I think when we look at asthma, right, in January of this year, for instance, there was a post hoc analysis of the Lebrikizumab phase 3 asthma studies that showed that even at a, you know, roughly 5x lower dose than what we'll end up taking into asthma, there was in the high eosinophil at least one exacerbation group. A post hoc analysis showed that they did respond as you would expect to treatment. So I think higher doses there, data could suggest would lead to improved responses. So I think that we'll look to do that kind of and explore those dose ranges across any indication that we take triple 7 into.
Excellent. Thank you.
Thank you. We have an additional question from Seamus Fernandez of Guggenheim Securities. Please go ahead.
Hi, this is Colleen on for Seamus. Thanks for taking our question. Congrats on the data. So we just had a question about some of the language of the AEs in the PR, vascular access, pain and bruising and vessel puncture site bruises were listed as common to AEs. Could you expand on these observations? Is there anything unusual, or are these typical events seen with other subQ? Thanks.
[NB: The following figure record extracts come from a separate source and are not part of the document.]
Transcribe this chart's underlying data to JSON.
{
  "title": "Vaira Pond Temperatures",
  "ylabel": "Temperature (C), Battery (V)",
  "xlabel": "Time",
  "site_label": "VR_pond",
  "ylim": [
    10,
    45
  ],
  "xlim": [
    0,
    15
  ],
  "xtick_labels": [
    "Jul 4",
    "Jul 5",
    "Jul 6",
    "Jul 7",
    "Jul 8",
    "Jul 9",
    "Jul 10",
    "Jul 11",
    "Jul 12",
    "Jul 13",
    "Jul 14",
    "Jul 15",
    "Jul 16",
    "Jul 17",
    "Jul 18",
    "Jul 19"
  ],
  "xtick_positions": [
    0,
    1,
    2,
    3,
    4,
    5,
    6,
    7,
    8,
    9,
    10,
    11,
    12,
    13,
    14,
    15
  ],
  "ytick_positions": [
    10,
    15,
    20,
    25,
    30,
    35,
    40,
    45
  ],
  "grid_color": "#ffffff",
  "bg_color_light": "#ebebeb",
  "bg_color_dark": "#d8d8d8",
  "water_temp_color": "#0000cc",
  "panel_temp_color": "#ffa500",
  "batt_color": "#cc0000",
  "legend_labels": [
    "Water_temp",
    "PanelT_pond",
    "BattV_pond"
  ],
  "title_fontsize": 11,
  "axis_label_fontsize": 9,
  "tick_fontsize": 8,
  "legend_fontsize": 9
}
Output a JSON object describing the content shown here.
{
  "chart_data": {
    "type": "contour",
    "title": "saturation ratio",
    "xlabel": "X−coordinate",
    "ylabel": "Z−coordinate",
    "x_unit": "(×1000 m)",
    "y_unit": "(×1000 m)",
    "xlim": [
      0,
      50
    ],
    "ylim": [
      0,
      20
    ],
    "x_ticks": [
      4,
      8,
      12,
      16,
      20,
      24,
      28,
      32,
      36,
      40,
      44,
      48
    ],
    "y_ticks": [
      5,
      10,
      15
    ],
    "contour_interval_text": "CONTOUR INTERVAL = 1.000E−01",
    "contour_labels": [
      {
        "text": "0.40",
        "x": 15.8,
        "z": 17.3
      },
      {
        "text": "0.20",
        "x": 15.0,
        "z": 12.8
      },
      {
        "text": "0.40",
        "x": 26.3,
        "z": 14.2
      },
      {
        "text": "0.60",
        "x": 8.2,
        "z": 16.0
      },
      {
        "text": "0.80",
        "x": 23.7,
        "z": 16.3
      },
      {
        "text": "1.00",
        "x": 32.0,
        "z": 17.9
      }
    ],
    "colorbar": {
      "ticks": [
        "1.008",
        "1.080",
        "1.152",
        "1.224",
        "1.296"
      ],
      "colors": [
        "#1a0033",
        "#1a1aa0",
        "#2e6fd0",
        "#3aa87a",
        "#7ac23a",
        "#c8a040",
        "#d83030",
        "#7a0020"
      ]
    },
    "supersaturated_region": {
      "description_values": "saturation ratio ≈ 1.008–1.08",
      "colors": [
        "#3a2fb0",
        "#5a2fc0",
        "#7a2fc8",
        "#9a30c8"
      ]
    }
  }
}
Yeah, thanks for the question. And, you know, those are actually related to actually blood draws. So not actually related to the injection of APG777. So vascular access, pain, vascular access, bruising, et cetera, are actually when they're getting their blood drawn for labs and PK, et cetera. So actually, you know, unrelated to study drug or study injection from that standpoint. You know, fairly common. We draw a lot of blood to create these PK and PD curves, and so, you know, not every one of those goes perfectly. In terms of the injection site reactions, as we said, 2 injection site reactions across over 60 injections that were given during the study. And in those participants, 1 was injection site pain and 1 was injection site erythema.
They were both grade 1, and both resolved very quickly after the injection.
Thank you, ladies and gentlemen. As we have no further questions at this time, we will conclude today's conference call. We thank you for participating, and you may now disconnect.